UCLA was going to be the first university in the U.S. to use facial recognition, but backlash against the idea has caused the school to reverse course.
Michael Black, UCLA’s administrative vice chancellor, wrote a letter to the digital rights group Fight for the Future on Wednesday, February 18, announcing the school’s decision to back out of using facial recognition. The school was considering using the technology for restricted areas on campus to identify people with a “campus exclusion order.”
According to Fight for the Future’s post, most of the students at UCLA were against implementing facial-recognition software on their campus and openly spoke against enforcing the technology. UCLA would have been the first college campus to implement such software.
“Facial recognition has no place on college campuses,” said Evan Greer, deputy director of Fight for the Future. “Let this be a warning to other schools: if you think you can get away with experimenting on your students and employees with this invasive technology, you’re wrong. We won’t stop organizing until facial recognition is banned on every campus.”

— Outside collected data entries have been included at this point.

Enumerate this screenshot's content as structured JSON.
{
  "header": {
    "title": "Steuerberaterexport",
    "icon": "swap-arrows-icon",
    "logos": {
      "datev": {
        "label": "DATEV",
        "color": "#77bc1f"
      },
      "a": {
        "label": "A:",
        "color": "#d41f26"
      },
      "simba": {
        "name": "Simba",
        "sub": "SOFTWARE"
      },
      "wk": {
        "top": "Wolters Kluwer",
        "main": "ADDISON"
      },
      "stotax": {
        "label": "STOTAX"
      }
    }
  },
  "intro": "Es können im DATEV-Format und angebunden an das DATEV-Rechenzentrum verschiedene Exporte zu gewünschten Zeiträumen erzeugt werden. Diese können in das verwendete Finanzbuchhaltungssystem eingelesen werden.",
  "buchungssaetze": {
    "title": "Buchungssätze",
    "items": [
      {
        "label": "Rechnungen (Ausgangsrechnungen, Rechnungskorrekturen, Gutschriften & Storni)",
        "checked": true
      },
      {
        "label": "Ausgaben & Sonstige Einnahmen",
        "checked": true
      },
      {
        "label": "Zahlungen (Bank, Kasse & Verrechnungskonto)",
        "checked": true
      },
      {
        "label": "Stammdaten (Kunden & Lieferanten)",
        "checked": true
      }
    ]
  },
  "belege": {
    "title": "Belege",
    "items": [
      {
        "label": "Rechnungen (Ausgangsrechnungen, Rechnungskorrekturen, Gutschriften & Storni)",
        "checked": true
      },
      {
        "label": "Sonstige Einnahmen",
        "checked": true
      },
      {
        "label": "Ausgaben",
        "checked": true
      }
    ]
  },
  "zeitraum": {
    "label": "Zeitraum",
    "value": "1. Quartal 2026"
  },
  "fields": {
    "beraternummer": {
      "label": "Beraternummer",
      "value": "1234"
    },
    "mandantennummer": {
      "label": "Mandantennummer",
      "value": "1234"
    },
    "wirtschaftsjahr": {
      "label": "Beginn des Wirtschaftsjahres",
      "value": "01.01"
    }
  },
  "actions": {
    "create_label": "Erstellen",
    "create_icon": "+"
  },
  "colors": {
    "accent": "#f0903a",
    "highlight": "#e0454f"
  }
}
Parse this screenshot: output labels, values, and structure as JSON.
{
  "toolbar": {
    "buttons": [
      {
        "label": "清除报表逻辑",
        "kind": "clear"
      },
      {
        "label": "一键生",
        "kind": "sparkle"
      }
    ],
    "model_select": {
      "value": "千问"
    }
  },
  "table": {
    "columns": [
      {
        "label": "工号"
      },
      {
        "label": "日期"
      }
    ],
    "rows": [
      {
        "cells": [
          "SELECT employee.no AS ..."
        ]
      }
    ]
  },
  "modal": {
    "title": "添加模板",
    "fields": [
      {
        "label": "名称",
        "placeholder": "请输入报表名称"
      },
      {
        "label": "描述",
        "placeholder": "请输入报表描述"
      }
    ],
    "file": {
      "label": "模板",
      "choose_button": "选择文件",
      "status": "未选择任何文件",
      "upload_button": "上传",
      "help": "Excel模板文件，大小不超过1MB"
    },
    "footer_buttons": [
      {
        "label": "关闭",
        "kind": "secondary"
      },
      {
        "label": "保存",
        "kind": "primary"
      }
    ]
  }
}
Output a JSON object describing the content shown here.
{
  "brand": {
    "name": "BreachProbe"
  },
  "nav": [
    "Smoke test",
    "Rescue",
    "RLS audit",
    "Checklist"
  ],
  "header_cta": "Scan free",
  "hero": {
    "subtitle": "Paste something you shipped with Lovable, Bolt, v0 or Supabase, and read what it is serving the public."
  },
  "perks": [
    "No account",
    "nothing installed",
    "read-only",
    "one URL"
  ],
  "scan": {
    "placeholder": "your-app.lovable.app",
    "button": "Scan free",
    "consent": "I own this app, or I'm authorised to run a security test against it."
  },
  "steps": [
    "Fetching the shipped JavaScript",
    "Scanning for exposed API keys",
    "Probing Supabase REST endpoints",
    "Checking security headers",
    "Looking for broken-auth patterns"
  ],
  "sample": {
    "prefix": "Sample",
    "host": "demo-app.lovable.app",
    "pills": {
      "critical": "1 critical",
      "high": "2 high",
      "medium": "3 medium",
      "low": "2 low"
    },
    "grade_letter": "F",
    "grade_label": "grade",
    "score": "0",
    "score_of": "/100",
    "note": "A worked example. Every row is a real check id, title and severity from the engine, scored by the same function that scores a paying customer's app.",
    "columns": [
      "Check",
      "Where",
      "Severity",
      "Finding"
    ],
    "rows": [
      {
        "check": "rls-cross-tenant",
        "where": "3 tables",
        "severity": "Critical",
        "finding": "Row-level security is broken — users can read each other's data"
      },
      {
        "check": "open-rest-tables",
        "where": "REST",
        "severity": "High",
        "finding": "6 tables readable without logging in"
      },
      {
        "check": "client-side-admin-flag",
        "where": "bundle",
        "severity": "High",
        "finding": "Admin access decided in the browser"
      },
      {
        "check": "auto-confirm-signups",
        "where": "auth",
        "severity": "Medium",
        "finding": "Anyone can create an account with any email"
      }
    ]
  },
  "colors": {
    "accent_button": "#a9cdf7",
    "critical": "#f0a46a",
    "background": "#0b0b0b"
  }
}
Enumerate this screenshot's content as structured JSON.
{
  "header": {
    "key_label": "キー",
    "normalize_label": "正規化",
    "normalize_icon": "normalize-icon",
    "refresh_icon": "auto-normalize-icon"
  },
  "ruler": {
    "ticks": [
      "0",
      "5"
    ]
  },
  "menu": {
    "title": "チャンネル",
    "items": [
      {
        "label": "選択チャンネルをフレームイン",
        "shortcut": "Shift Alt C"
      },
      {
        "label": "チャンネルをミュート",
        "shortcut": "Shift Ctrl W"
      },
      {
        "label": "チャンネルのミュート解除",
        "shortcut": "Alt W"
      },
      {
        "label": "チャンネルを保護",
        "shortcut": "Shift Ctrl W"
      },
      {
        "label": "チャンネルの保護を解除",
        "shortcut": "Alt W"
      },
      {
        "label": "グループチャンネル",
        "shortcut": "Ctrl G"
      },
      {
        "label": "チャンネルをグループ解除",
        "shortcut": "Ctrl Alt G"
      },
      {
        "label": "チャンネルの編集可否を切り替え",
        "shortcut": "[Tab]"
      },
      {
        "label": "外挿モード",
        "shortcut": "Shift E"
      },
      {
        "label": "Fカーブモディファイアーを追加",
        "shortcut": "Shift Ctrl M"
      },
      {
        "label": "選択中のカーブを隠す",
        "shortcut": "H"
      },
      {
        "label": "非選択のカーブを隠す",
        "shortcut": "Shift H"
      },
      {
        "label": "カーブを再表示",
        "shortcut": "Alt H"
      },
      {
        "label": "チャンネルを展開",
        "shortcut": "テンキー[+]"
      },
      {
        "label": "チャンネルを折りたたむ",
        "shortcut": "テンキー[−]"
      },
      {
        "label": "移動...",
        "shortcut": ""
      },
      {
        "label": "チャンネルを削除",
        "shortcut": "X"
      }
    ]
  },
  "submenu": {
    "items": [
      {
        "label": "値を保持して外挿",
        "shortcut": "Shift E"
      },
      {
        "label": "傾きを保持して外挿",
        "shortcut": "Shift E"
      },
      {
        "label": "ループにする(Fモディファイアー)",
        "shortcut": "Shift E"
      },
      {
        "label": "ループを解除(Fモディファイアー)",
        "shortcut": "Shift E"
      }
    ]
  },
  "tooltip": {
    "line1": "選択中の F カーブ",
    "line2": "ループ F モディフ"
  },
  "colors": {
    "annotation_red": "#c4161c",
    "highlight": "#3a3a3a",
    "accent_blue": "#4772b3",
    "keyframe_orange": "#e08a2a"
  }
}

While facial-recognition software is commonplace technology for unlocking our phones or adding fun filters to our faces, many argue that using facial-recognition technology in public places poses a severe threat to our privacy and civil liberties.
In October, Fight for the Future called for a complete ban on facial-recognition surveillance software, specifically for government use. The American Civil Liberties Union (ACLU) also sued the Department of Justice (DOJ), the Drug Enforcement Administration (DEA), and the FBI in October for failure to reveal how facial-recognition software is used.
The city of San Francisco banned the use of facial recognition by city agencies, like police departments, in May 2019. The ban was seen as a proactive move to encourage other cities to limit the use of facial recognition in public places.
While UCLA has said no to facial recognition, there are still other colleges across the country that are considering using the technology. Fight for the Future’s website says that prominent schools such as Duke University, George Washington University, Princeton, and Yale have either not committed to saying they won’t use the technology, or have implied that they will use it.
Fight for the Future argues that facial recognition on college campuses is problematic and is prone to racial and gender bias. The organization said that the technology is more likely to misidentify people of color, more specifically, women of color.
College students around the country are planning a national day of action on March 2 to draw awareness to the possible dangers of facial recognition.